The Innocence Project has been named the fifth winner of the Clarence B. Jones Impact Award, an honor from The Communications Network that recognizes and celebrates the impact of transformative communications campaigns in the social sector. Innocence Project Digital Engagement Director Alicia Maule and Pervis Payne’s sister and lead advocate Rolanda Holman accepted the award in Seattle on Friday, Oct. 14 and delivered a keynote presentation at the annual Communications Network conference. The effort would not have been possible without the incredible communications leadership of Laura Burstein and the Capital Litigation Communications Project.
The Innocence Project joins Truth Initiative, Florida Rights Restoration Coalition, and A Step Ahead Chattanooga as award recipients for its extraordinary digital advocacy and grassroots campaign that led to a stay of execution for Pervis Payne and his removal from death row in Tennessee in November 2021.
Mr. Payne, a Black man who lives with an intellectual disability, has maintained his innocence for more than 34 years. He was convicted of the murder of a white woman and her daughter in 1987 in a racially charged trial despite having no previous police record nor evidence of drug use, the latter of which the prosecution had alleged.
Watch Innocence Project deliver the keynote
Working together with Mr Payne’s legal team, the communications professionals at the Capital Litigation Communications Project, policy advocates, community activists, and more, the IP team set out to create a robust, multi-faceted approach to digital engagement and communications.
As the campaign gained traction, user-generated and Innocence Project-generated content using #PervisPayne and #JusticeforPervisPayne garnered more than 45 million views on TikTok. Over 750,000 advocates joined the campaign and took more than 45,000 actions to reach lawmakers. What’s more, the Innocence Project’s work and the communications campaign overall helped positively shape conversations about people living with intellectual disabilities, and allowed people to see Mr. Payne’s humanity in a way that had been denied for 34 years. It also drew attention to the deep racial disparities that exist in our criminal legal system and the shocking reality of wrongful convictions. The targeted audience for the campaign included activists, advocates, and influencers who were encouraged to contact Tennessee Governor Bill Lee, legislators, and District Attorney Amy Weirich to stop Mr. Payne’s execution and commute his sentence or vacate his conviction.

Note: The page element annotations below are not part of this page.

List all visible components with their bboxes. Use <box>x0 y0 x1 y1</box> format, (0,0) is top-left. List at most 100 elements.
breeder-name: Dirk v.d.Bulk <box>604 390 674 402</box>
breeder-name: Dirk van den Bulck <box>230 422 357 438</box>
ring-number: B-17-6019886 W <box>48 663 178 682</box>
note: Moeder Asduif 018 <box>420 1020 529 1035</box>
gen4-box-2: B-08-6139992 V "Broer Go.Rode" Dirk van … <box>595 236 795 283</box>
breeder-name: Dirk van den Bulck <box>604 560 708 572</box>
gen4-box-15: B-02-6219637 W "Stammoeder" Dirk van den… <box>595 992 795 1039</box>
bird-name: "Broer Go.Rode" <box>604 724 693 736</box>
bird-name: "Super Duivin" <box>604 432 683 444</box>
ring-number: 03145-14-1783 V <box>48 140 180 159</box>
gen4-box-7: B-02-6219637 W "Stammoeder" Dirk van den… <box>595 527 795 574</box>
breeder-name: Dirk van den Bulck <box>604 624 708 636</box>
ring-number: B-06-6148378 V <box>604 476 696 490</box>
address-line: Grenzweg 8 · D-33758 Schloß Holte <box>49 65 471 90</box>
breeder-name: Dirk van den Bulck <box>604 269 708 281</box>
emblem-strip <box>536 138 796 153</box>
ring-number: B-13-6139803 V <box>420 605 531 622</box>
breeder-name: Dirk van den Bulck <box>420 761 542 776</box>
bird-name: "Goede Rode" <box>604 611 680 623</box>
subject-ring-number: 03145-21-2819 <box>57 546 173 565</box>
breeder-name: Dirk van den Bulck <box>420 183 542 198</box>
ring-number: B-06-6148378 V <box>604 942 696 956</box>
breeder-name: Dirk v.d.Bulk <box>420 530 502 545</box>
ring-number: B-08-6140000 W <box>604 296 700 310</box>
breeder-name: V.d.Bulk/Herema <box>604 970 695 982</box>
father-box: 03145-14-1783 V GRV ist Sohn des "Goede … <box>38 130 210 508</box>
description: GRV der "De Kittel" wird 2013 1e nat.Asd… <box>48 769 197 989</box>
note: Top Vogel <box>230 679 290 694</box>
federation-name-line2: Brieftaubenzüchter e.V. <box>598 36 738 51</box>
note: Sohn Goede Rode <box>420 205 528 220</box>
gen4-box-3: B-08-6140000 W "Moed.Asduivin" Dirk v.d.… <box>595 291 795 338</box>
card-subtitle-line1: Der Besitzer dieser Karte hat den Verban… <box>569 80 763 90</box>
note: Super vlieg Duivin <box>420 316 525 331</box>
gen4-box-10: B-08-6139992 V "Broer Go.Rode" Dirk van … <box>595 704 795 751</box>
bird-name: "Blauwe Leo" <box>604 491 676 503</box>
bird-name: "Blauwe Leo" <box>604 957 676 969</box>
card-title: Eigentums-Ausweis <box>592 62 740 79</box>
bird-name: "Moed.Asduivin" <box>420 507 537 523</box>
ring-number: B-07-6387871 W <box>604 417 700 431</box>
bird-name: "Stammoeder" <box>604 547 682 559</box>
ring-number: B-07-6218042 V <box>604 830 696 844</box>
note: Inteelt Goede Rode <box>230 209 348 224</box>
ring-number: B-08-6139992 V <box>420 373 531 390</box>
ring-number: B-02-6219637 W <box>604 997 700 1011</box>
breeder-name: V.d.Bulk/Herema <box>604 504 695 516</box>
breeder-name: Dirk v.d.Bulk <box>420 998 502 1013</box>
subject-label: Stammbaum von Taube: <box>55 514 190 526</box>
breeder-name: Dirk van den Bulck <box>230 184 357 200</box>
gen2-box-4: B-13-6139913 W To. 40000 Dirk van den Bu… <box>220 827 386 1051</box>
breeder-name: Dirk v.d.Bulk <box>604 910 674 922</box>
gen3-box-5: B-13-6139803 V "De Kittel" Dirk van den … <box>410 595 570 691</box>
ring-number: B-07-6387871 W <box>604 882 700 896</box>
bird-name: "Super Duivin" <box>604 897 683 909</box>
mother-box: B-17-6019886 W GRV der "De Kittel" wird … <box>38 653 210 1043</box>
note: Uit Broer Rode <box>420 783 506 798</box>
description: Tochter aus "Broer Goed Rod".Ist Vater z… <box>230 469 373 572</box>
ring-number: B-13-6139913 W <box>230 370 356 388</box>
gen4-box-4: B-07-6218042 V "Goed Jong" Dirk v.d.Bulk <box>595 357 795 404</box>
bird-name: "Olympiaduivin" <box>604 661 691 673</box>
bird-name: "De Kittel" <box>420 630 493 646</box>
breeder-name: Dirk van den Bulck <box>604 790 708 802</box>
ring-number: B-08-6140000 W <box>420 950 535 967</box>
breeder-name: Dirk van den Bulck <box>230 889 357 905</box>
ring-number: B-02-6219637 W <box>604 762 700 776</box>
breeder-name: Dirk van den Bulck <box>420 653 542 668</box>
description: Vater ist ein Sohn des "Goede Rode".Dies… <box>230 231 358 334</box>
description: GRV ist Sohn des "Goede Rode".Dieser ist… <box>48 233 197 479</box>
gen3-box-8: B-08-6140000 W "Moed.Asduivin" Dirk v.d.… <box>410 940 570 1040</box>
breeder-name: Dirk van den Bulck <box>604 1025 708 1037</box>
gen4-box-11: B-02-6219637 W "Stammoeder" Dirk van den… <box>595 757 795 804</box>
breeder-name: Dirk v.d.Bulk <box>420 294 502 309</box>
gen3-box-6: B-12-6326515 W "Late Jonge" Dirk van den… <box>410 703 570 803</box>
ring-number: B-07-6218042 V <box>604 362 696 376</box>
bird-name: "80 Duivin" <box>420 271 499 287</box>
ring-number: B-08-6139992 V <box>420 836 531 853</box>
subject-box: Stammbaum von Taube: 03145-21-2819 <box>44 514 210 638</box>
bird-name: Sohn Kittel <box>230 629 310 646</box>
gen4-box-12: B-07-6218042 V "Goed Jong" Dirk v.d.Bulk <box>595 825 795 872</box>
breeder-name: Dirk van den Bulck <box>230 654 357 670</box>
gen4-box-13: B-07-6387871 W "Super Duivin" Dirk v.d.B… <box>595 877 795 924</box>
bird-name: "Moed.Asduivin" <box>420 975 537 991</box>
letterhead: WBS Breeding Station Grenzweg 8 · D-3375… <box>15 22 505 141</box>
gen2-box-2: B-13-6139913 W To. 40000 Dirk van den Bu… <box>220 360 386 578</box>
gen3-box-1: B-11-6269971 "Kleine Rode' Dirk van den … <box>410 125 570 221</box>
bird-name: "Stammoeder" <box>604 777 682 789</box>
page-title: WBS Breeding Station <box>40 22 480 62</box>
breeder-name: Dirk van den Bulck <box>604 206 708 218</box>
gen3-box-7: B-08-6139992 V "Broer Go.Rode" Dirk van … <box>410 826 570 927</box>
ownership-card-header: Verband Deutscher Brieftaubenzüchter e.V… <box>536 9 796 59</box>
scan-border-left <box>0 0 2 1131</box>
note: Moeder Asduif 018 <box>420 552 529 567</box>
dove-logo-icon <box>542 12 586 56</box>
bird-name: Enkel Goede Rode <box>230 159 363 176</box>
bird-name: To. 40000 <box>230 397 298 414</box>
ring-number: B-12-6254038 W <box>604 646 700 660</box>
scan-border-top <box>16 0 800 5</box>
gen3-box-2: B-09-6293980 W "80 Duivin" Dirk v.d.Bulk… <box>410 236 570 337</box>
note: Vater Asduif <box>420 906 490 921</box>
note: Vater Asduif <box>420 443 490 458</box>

“Working on Pervis Payne’s campaign with the Innocence Project, his family, and our many partners has been a great privilege and opportunity to prove that the power of community is boundless,” said Ms. Maule. “I’m honored to accept this award on behalf of our team at the Innocence Project, our coalition partners, and the millions of people who fought for Mr. Payne. We won’t stop fighting for him until he is reunited with his family and up on this stage with us.”
The 2022 Clarence B Jones Impact Award, named after Dr. Martin Luther King Jr. ‘s speechwriter and voted on by the board and membership of The Communications Network, recognizes innovative and impactful communications efforts that have helped drive social change.